Aus all diesen Gründen ist Deutschland heute in der Lage, der Europäischen Union weder die Übernahme der Vormachtstellung, noch das Verlassen der Eurozone anzubieten, sondern Demokratie, die allerdings noch eingeschränkter wäre, als in Deutschland selbst. Im Grunde ist das in der EU herrschende politische System für Deutschland aus dieser Sicht am besten geeignet. Dahinter steht etwas äußerst Radikales, was sich leicht übersehen lässt. Denn der Vorschlag Deutschlands besteht darin, ökonomische Entscheidungen außerhalb des Bereiches zu treffen, in dem Entscheidungen unter Beteiligung der Wähler getroffen werden.

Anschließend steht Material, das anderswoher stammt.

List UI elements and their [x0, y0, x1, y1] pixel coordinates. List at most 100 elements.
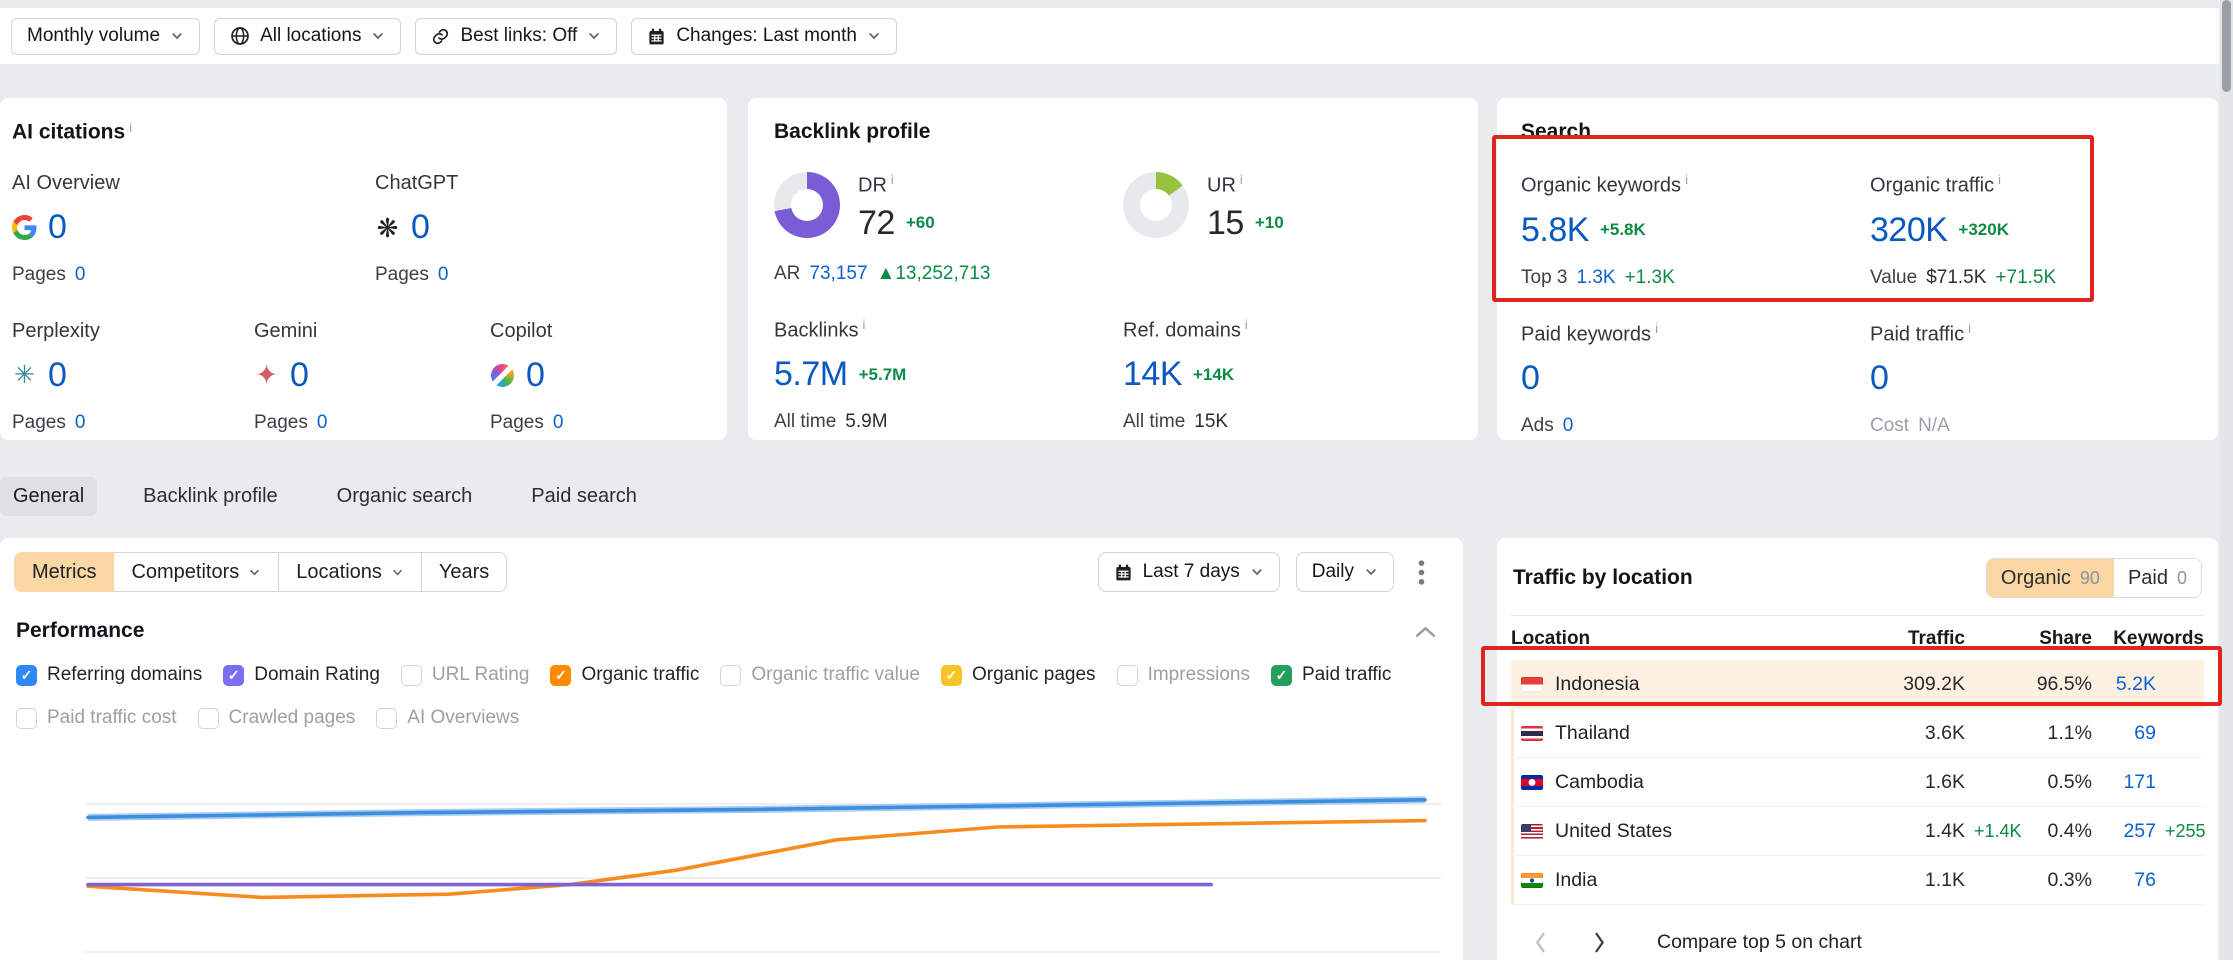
filter-toolbar: Monthly volume All locations Best links:…: [0, 8, 2219, 64]
table-row-th[interactable]: Thailand3.6K1.1%69: [1511, 709, 2204, 758]
tab-organic-search[interactable]: Organic search: [324, 477, 486, 516]
column-keywords[interactable]: Keywords: [2092, 628, 2204, 650]
metric-checkbox-url-rating[interactable]: URL Rating: [401, 664, 530, 686]
table-row-us[interactable]: United States1.4K+1.4K0.4%257+255: [1511, 807, 2204, 856]
table-row-in[interactable]: India1.1K0.3%76: [1511, 856, 2204, 905]
ar-value[interactable]: 73,157: [809, 263, 867, 285]
organic-traffic-block: Organic traffic 320K +320K Value $71.5K …: [1870, 172, 2194, 289]
metric-checkbox-referring-domains[interactable]: ✓Referring domains: [16, 664, 202, 686]
chatgpt-icon: ❋: [375, 215, 400, 240]
checkbox-icon: [720, 665, 741, 686]
metric-checkbox-domain-rating[interactable]: ✓Domain Rating: [223, 664, 380, 686]
share-value: 0.4%: [2025, 820, 2092, 843]
pages-link[interactable]: 0: [553, 412, 564, 434]
table-row-kh[interactable]: Cambodia1.6K0.5%171: [1511, 758, 2204, 807]
keywords-link[interactable]: 5.2K: [2092, 673, 2156, 696]
segment-metrics[interactable]: Metrics: [14, 552, 114, 592]
filter-label: All locations: [260, 25, 361, 47]
ads-link[interactable]: 0: [1563, 415, 1574, 437]
segment-locations[interactable]: Locations: [278, 552, 422, 592]
backlinks-value: 5.7M: [774, 355, 848, 394]
more-options-button[interactable]: [1410, 555, 1433, 590]
metric-checkbox-organic-pages[interactable]: ✓Organic pages: [941, 664, 1096, 686]
checkbox-icon: [401, 665, 422, 686]
pages-link[interactable]: 0: [75, 264, 86, 286]
ai-citations-row2: Perplexity ✳ 0 Pages0 Gemini ✦ 0 Pages0: [12, 320, 717, 434]
granularity-label: Daily: [1312, 561, 1354, 583]
pages-link[interactable]: 0: [438, 264, 449, 286]
chevron-down-icon: [1250, 565, 1264, 579]
checkbox-icon: [16, 708, 37, 729]
calendar-icon: [647, 27, 666, 46]
info-icon[interactable]: [1998, 172, 2001, 187]
organic-row: Organic keywords 5.8K +5.8K Top 3 1.3K +…: [1521, 172, 2194, 289]
paid-keywords-block: Paid keywords 0 Ads 0: [1521, 321, 1870, 438]
traffic-table: Location Traffic Share Keywords Indonesi…: [1511, 618, 2204, 905]
metric-value: 0: [290, 356, 308, 395]
info-icon[interactable]: [1245, 317, 1248, 332]
keywords-link[interactable]: 171: [2092, 771, 2156, 794]
column-share[interactable]: Share: [2025, 628, 2092, 650]
info-icon[interactable]: [862, 317, 865, 332]
top3-link[interactable]: 1.3K: [1576, 267, 1615, 289]
tab-general[interactable]: General: [0, 477, 97, 516]
info-icon[interactable]: [1655, 321, 1658, 336]
scrollbar-thumb[interactable]: [2222, 0, 2231, 92]
info-icon[interactable]: [891, 172, 894, 187]
info-icon[interactable]: [129, 120, 132, 135]
pages-link[interactable]: 0: [317, 412, 328, 434]
next-page-button[interactable]: [1583, 927, 1617, 958]
metric-checkbox-crawled-pages[interactable]: Crawled pages: [198, 707, 356, 729]
metric-gemini: Gemini ✦ 0 Pages0: [254, 320, 490, 434]
metric-value: 0: [411, 208, 429, 247]
date-range-picker[interactable]: Last 7 days: [1098, 552, 1280, 592]
metric-checkbox-impressions[interactable]: Impressions: [1117, 664, 1250, 686]
location-name: Cambodia: [1555, 771, 1644, 794]
prev-page-button[interactable]: [1523, 927, 1557, 958]
pages-link[interactable]: 0: [75, 412, 86, 434]
filter-changes[interactable]: Changes: Last month: [631, 18, 897, 55]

Woher kommt so ein Vorschlag? Während man in den Neunzigerjahren der Meinung war, Polen und andere Länder der Region sollten eine Transformation ihres politischen Systems nach dem Muster von Spanien in den Siebzigerjahren durchlaufen, ist man heute gegensätzlicher Ansicht. Angesichts des Schweigens von Paris und London ergreift Deutschland die Initiative und sagt: „Das, was wir im Süden vorhaben, ist nichts anderes als die Transformation von Mittelosteuropa. Da gibt es nichts zu befürchten: die Bewohner von Polen und Tschechien haben gestreikt, aber die Demokratie hat überlebt. Das Drängen auf Reformen, die die Europäische Union durchgeführt hat, waren in keiner Weise ein Grund für die Delegitimisierung von demokratischen Institutionen. Im Gegenteil, die verbliebenen Institutionen wurden gestärkt.“
Deutschland ist auch deshalb fest überzeugt von der Richtigkeit des Sparprogramms und der Beschränkung der Demokratie in Bezug auf Griechenland – und das wird oft vergessen –, weil es Transformationserfahrungen mit der DDR hat. Obwohl Deutschland oft Arroganz vorgeworfen wird, ist es wahr, dass es die Mehrheit der Beschränkungen, die es anderen vorschlägt, zuerst sich selbst auferlegt hat.
Es gibt noch einen weiteren Grund dafür, dass Berlin davon überzeugt ist, dass eine tiefer gehende Demokratisierung der EU keine gute Idee sein muss. Aus kürzlich durchgeführten Untersuchungen geht hervor, dass die Deutschen gern überschüssiges Geld beispielsweise hungernden Kindern in Afrika oder ganz einfach armen Nachbarn zukommen lassen würden. Wesentlich weniger sind sie geneigt, den Griechen zu helfen. In diesem Sinne hat die Bundesrepublik recht, dass europäische Solidarität leichter auf der institutionellen Ebene durchzuführen ist.
Zum Schluss möchte ich auf das zurückkommen, was ich bereits angeführt habe: dass der Standpunkt Deutschlands radikal ist. Eine der wichtigsten Eigenschaften der modernen Politik war bisher, dass sie die wirtschaftlichen Interessen von Individuen und Gruppen betraf. Alfred Hirschman definiert Fortschrittlichkeit als ein Spiel der Leidenschaften und Interessen, das darin besteht, die Sprache der Leidenschaften in die Sprache von Interessen zu übersetzen, und sie dann in der politischen Domäne zu platzieren und zu verhandeln (über Leidenschaften als solche ließe sich kaum diskutieren). Wenn wir annehmen, dass ökonomische Entscheidungen außerhalb der Politik getroffen werden können, stellt sich die Frage, was dann noch für die Politik übrig bleibt, außer natürlich Identitätsinteressen, die gefährliche extremistische Konnotationen haben.